Interview

Daniele Ghisi, explorateur sonore

Portait photograhique de Daniele Ghisi
Daniele Ghisi © Deborah Lopatin
Diplômé en musique et en mathématiques, Daniele Ghisi est un compositeur italien de musique contemporaine et électronique. Invité à présenter deux pièces sonores lors du festival ManiFeste 2020, dont une adaptation de Naissance d’un pont de Maylis de Kerangal (2010), il nous raconte son processus créatif.

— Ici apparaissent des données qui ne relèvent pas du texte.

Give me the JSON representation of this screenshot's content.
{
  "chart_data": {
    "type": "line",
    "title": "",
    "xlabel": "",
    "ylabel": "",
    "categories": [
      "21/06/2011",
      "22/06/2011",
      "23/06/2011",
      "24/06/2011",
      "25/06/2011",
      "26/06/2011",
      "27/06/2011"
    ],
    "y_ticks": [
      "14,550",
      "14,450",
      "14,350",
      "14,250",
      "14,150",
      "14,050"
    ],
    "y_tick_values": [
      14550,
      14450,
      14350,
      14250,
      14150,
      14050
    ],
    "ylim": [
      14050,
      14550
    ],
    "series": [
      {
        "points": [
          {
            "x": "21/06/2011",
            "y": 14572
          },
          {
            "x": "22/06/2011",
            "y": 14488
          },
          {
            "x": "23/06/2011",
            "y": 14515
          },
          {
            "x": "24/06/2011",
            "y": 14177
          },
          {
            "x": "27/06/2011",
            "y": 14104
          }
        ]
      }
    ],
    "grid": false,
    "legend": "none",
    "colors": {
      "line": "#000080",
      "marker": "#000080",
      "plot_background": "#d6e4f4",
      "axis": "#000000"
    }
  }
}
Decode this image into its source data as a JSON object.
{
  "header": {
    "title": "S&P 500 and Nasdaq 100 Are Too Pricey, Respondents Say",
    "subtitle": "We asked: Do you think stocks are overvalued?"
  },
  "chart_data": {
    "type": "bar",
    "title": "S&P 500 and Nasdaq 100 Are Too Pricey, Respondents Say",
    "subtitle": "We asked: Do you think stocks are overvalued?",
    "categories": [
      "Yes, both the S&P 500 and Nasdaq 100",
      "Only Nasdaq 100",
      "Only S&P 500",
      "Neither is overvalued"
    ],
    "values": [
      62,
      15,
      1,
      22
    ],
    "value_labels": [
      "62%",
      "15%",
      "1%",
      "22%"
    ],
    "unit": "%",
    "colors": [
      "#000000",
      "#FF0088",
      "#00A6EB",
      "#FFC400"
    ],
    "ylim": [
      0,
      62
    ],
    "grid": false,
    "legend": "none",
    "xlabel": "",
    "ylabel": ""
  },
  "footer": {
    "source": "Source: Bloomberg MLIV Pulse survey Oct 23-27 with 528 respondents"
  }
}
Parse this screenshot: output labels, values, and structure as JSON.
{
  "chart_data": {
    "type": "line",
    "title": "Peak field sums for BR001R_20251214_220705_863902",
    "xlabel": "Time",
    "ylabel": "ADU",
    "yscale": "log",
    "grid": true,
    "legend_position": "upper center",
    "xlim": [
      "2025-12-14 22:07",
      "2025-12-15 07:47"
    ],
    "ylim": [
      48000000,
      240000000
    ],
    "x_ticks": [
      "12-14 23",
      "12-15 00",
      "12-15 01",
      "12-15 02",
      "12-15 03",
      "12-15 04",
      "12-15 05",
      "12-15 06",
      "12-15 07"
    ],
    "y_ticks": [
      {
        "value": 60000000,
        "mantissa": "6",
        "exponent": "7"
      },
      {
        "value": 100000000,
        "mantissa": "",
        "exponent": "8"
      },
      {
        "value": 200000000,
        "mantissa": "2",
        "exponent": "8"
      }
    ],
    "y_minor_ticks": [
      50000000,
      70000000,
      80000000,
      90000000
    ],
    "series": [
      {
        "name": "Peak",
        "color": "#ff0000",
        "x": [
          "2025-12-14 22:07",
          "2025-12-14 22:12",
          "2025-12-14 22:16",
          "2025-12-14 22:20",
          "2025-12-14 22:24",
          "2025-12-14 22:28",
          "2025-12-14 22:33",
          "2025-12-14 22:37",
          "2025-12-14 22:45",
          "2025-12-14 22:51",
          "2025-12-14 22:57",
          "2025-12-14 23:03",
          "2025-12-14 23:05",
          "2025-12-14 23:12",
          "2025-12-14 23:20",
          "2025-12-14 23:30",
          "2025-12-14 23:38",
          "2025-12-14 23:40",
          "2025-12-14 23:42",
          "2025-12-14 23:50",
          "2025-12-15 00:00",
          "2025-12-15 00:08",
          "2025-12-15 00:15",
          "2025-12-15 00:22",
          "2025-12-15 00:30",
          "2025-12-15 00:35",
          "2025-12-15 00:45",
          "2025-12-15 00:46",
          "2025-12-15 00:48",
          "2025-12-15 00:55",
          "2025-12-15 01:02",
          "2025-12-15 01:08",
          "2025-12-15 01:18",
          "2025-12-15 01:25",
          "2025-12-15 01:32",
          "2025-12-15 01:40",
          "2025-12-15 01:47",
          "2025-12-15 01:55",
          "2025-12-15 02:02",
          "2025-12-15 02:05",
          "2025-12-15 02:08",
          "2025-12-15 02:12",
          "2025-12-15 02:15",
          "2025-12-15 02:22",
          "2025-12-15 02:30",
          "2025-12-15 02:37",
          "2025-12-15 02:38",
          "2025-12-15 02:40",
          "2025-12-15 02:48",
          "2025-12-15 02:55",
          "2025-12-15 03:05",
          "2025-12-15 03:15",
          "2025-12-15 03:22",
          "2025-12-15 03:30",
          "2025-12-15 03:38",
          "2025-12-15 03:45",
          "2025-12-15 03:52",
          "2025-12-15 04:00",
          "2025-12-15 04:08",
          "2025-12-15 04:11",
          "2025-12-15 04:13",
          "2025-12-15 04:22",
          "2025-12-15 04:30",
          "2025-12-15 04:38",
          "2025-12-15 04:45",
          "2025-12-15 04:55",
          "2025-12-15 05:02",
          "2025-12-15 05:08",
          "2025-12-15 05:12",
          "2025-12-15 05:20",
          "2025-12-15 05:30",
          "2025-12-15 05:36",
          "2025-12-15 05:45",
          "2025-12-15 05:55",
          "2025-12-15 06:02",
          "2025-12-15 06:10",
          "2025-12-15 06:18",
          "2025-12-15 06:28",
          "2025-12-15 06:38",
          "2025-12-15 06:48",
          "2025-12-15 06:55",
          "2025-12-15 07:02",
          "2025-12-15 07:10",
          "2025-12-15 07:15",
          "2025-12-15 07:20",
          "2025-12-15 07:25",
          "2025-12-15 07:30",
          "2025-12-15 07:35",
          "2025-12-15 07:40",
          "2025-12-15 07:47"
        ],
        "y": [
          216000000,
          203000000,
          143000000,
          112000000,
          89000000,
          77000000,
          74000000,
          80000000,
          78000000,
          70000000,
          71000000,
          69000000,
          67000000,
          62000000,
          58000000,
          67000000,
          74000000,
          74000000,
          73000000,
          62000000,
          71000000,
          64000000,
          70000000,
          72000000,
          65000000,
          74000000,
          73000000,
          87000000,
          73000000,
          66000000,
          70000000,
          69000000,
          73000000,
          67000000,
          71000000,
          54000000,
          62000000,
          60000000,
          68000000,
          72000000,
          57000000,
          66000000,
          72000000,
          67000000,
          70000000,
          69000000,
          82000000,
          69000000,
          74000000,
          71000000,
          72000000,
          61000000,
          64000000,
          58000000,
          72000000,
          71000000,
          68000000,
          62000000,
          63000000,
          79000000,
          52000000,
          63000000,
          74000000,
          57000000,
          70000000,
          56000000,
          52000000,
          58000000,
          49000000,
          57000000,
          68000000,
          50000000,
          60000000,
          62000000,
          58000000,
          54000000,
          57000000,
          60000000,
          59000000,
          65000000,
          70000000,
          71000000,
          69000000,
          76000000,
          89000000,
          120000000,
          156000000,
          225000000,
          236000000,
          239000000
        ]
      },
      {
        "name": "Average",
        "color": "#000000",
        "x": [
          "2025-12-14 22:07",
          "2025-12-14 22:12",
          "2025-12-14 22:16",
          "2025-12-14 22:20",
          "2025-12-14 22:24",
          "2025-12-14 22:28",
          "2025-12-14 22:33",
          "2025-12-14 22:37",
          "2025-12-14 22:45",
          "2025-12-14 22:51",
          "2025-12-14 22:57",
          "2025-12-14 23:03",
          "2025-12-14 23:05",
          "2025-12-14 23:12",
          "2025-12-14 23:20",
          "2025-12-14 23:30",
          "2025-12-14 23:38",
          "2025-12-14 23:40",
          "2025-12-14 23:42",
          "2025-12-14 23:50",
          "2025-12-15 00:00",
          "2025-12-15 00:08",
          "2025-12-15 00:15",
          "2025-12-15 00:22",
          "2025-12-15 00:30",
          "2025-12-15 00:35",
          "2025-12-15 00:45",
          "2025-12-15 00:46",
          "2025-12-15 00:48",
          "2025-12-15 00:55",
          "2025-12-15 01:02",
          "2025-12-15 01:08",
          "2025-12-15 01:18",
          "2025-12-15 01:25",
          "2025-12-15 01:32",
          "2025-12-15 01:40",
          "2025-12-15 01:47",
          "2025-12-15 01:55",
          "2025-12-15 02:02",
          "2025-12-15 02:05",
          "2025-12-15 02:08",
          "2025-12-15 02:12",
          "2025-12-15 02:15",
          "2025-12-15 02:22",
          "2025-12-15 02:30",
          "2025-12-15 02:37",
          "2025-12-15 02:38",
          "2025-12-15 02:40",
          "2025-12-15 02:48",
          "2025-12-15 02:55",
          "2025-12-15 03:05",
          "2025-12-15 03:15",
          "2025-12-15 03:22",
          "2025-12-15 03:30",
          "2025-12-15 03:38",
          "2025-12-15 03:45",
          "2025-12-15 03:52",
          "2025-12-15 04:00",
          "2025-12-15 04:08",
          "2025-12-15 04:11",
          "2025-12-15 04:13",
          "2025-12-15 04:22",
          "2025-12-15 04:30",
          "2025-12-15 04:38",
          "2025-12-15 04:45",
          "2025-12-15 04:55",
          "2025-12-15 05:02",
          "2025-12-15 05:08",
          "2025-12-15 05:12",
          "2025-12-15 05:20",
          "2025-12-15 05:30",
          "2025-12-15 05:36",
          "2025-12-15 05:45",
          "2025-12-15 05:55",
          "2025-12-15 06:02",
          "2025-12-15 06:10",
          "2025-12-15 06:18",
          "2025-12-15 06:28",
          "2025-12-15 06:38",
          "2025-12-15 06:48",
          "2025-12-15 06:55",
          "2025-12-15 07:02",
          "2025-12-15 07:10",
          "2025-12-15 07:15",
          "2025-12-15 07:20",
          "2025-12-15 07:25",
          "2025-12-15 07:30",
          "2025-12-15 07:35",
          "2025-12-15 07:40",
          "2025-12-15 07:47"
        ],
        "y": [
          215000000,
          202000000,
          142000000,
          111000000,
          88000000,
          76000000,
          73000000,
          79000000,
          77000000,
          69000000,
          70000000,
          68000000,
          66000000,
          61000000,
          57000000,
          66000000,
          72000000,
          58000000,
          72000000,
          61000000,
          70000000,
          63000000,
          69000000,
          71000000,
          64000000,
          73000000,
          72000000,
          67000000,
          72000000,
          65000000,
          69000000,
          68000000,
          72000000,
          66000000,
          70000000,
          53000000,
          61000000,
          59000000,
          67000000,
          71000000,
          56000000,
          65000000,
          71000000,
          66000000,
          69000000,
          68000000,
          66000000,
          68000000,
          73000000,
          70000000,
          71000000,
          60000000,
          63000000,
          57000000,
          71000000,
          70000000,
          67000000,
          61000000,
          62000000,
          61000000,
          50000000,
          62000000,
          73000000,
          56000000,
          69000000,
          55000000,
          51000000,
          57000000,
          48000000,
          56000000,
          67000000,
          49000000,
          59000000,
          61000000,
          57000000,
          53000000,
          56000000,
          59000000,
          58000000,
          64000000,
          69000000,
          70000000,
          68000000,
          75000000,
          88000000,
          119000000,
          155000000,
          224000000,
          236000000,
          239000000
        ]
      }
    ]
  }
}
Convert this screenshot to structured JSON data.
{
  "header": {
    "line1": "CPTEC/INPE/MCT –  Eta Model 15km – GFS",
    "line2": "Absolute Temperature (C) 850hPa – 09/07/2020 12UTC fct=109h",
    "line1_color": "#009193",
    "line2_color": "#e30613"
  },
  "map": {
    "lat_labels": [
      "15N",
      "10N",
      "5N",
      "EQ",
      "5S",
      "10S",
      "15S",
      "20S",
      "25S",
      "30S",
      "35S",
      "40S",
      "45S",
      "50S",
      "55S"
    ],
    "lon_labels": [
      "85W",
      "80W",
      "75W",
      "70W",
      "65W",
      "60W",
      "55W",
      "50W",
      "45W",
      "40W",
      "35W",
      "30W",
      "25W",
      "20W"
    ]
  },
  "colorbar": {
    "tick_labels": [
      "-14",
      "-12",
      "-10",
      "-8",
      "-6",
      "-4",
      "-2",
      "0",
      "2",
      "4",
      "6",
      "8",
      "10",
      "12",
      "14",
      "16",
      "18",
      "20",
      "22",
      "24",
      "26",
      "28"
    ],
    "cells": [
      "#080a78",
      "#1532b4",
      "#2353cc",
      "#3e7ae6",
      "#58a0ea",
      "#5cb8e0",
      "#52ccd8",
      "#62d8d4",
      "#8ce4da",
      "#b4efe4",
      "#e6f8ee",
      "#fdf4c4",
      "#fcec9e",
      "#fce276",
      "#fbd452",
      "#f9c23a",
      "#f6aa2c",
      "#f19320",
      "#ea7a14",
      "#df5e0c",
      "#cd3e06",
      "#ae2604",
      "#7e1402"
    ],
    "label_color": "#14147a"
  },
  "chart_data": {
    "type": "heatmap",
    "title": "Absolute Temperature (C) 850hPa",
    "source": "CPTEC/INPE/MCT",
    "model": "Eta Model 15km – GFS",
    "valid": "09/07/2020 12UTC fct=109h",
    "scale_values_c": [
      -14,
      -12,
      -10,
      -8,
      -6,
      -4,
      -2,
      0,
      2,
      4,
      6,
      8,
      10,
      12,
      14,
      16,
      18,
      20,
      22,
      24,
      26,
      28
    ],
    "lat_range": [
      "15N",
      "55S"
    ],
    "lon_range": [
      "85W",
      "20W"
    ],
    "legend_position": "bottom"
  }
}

Comment concevez-vous vos pièces ?

Je pratique souvent la musique mixte, qui mêle instruments, voix et sons électroniques. Pour moi, la composition consiste à mettre en relation des éléments d'origines différentes pour créer quelque chose de nouveau. J’aime partir de matériaux préexistants et, à partir de là, isoler et combiner des fragments pour former un objet hybride. Chaque matériau est comme une couleur sur une palette, que je vais ensuite choisir et assembler dans une base de données.

Pour moi, découvrir et inventer sont des termes très proches : au lieu de partir d’une table rase, je préfère partir d’une table pleine ! Sur scène, j’aime explorer le contraste entre les sons joués en direct par les instrumentistes et les sons enregistrés, c’est un espace sonore qui élargit les possibilités, qui change complètement notre expérience musicale.
 

Quelle place tient la littérature dans votre travail ?

La littérature est une source importante dans mon travail, que ce soit un texte que j’ai choisi ou que l’on me propose dans le cadre d’une collaboration. Par exemple, la pièce On That April Morning She Rose from Her Bed and Called, qui sera jouée lors du Festival ManiFeste, est étroitement liée à une autre pièce que j'ai écrite, This is the Game, basée sur Pas moi de Samuel Beckett (1972). Cependant, le texte de Beckett n’apparaît pas dans la pièce sonore. L’idée était de prendre des images issues du texte (une toute petite fille, un matin d’avril, etc.) puis de chercher dans l’histoire de la littérature et dans des bases de données tout ce qui pouvait se rapprocher de ces images. Je modèle à la fois le texte et la musique, dans une forme libre de collage.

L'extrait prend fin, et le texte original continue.